D8BB: 32 61 LEAS +$01,S Pop stack and discard
D8BD: 35 20 PULS ,Y Pop ascii_character_address into Y
D8BF: 30 89 FF 02 LEAX $FF02,X Reset destination_address to original offset + 2
D8C3: 20 A9 BRA $D86E Loop to beginning
This is mostly cleanup code to reset our stack and restore the variables that we had at the beginning of the function. Then we loop right back to the beginning to start the whole process again with the next ASCII character we're loading.

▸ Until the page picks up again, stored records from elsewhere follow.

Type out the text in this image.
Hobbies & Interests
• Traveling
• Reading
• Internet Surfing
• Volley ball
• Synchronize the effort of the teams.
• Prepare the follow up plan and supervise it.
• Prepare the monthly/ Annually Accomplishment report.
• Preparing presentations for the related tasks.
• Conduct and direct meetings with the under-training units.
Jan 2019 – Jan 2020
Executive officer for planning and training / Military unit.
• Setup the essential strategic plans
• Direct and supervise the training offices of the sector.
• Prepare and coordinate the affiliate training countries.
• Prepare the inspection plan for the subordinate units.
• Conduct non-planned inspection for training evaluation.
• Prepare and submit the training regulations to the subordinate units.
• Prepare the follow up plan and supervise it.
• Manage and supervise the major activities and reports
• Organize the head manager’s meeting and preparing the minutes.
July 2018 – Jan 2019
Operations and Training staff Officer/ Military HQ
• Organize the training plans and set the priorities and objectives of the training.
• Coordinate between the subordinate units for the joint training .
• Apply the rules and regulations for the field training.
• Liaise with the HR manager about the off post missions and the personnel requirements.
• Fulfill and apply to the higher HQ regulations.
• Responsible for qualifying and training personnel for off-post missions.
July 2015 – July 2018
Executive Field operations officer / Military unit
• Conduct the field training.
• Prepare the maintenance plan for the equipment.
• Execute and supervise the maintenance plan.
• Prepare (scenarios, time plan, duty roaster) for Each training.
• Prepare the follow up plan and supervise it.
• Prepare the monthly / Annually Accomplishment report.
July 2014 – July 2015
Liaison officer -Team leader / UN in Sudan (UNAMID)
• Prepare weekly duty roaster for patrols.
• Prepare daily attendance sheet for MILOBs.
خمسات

D8C5: 35 90 PULS ,X,PC Return
Finally, we return to the caller, additionally popping the X register off the stack to tidy up. These two actions could be written as two separate instructions:
However, since popping from the stack into the program counter does exactly the same thing as a RET
, we can save a byte by combining the two pops into one.
What have we loaded?
We loaded all this data into RAM, but what actually is this data? Let's take a look at how it looks after we've used it for the four characters 'F', 'T', 'S', 'R', used as labels on the gauges in the bottom left of the screen.
When we were looping through our data we noticed that we were spacing it 32-bytes apart, so lets look at it in 32-byte rows:
1D00: 3F FC 0F FC 0F F0 3F F0 00 ..
1D20: 30 00 00 C0 30 0C 30 0C 00 ..
1D40: 30 00 00 C0 30 00 30 0C 00 ..
1D60: 3F C0 00 C0 0F F0 3F F0 00 ..
1D80: 30 00 00 C0 00 0C 33 00 00 ..
1DA0: 30 00 00 C0 00 0C 30 C0 00 ..
1DC0: 30 00 00 C0 30 0C 30 30 00 ..
1DE0: 30 00 00 C0 0F F0 30 0C 00 ..
There are only 9 distinct values used ($00
, 0C
, 0F
, 30
, 33
, 3F
, C0
, F0
and FC
), but more importantly, if you ignore the zeros you get some interesting patterns:
1D00: 3F FC F FC F F 3F F ..
1D20: 3 C 3 C 3 C ..
1D40: 3 C 3 3 C ..
1D60: 3F C C F F 3F F ..
1D80: 3 C C 33 ..
1DA0: 3 C C 3 C ..
1DC0: 3 C 3 C 3 3 ..
1DE0: 3 C F F 3 C ..
Hel-lo! The shapes of an F, T, S and R are clearly distinct.
It's even more obvious once we convert them to binary. Here's the F by itself:
1D00: 0011 1111 1111 1100 ..
1D20: 0011 0000 0000 0000 ..
1D40: 0011 0000 0000 0000 ..
1D60: 0011 1111 1100 0000 ..
1D80: 0011 0000 0000 0000 ..
1DA0: 0011 0000 0000 0000 ..
1DC0: 0011 0000 0000 0000 ..
1DE0: 0011 0000 0000 0000 ..
and without the zeroes to make it really obvious:
1D00: 11 1111 1111 11 ..
1D20: 11 ..
1D40: 11 ..
1D60: 11 1111 11 ..
1D80: 11 ..
1DA0: 11 ..
1DC0: 11 ..
1DE0: 11 ..
I remember being blown away by this when I first saw it done years ago. We're literally drawing in 1's and 0's. And we can at last name our $Y_2$ variable.
$$
Y_2 = \mathtt{glyph\_data\_address}
$$
This is a very rarely used technique in modern times. It's about the most primitive possible way of embedding graphics into a program. It only really works if you want your shapes to be not only monochromatic, but entirely toneless i.e. only 2 colors.